Everyone who attends a funeral is encouraged to help cover the grave with dirt—it’s a way to fulfill an obligation. The first of the dirt tends to land loudly in the grave, Wasserman said. With each shovelful, the sound gets quieter and quieter. “It’s the only mitzvah that can’t be romanticized,” he said. “That’s the epicenter, that you actually took a shovel and buried your dead … We don’t turn our back until it’s done.”

A photo of one of the victims, 65-year-old Richard Gottfried, at a memorial in Pittsburgh (Jeff Swensen / Getty)

After the funeral, the families of those who died may choose to observe shiva, a period of mourning when they will stay in their houses and grieve. Members of their community might visit, bearing food; tradition teaches that they should wait to speak to mourners until the mourners speak, to be attentive to the consolation each person needs. Mourners may choose to bathe only lightly or to not wash their clothes, or to sit on a low stool: These acts, Wasserman said, “show that we have been knocked down a peg.” People may cover the mirrors in their house or light a candle, out of respect for the soul of the person who died.

In many communities, this begins a long period of saying kaddish, a special prayer that has come to represent mourning and honoring the dead. Often, only close family members take on this ritual of marking loss in prayer. But in Pittsburgh, members of the Jewish community have been reciting kaddish collectively whenever they gather. It’s a way to process their enormous loss.

This was the prayer that Pittsburgh recited together at the community vigil on Sunday night. They sang America’s national anthem, followed by Israel’s. The city’s clergy—Muslim, Catholic, Protestant, Jewish—came onstage and recited a psalm in unison. And the rabbis who survived the shootings declared that they would not be defeated by hatred. Am Yisrael chai, they said. The people of Israel live.

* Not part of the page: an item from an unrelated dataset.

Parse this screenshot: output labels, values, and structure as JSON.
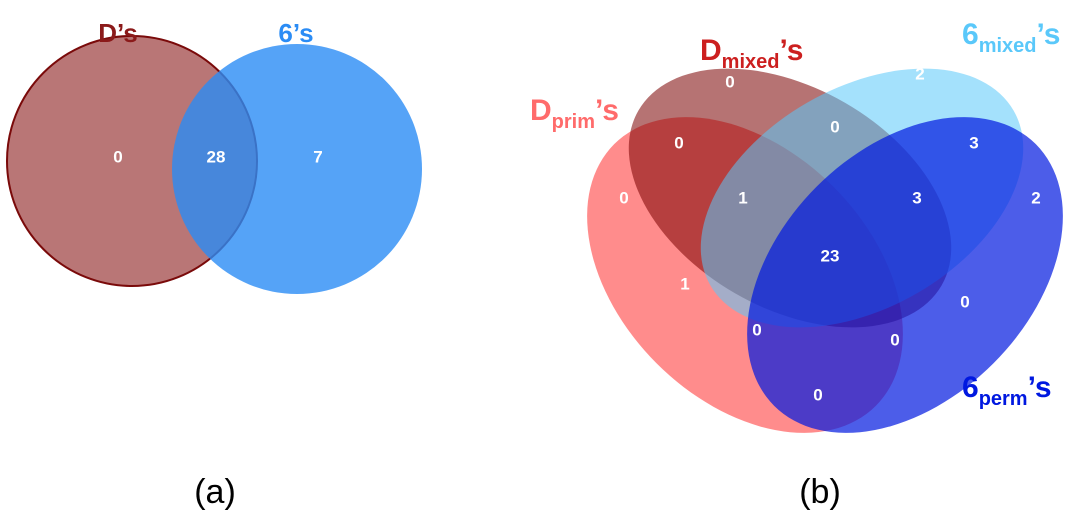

Jeffrey Myers, the rabbi of Tree of Life–Or L’Simcha, stood on stage afterward, surrounded by people who wanted to hug or greet or cry with him. It was as though the whole community was rising up to be with him in this moment, to carry him along as he tries to care for his community. “I have seven funerals to plan,” he told me. “There’s not a specific plan. Everyone according to their need.” The rites, the songs, the prayers—they are there for him to reach for.

But also, ritual only goes so far. “There’s no guidebook for this,” he said, speaking slowly. “We’re figuring it out as we go along.”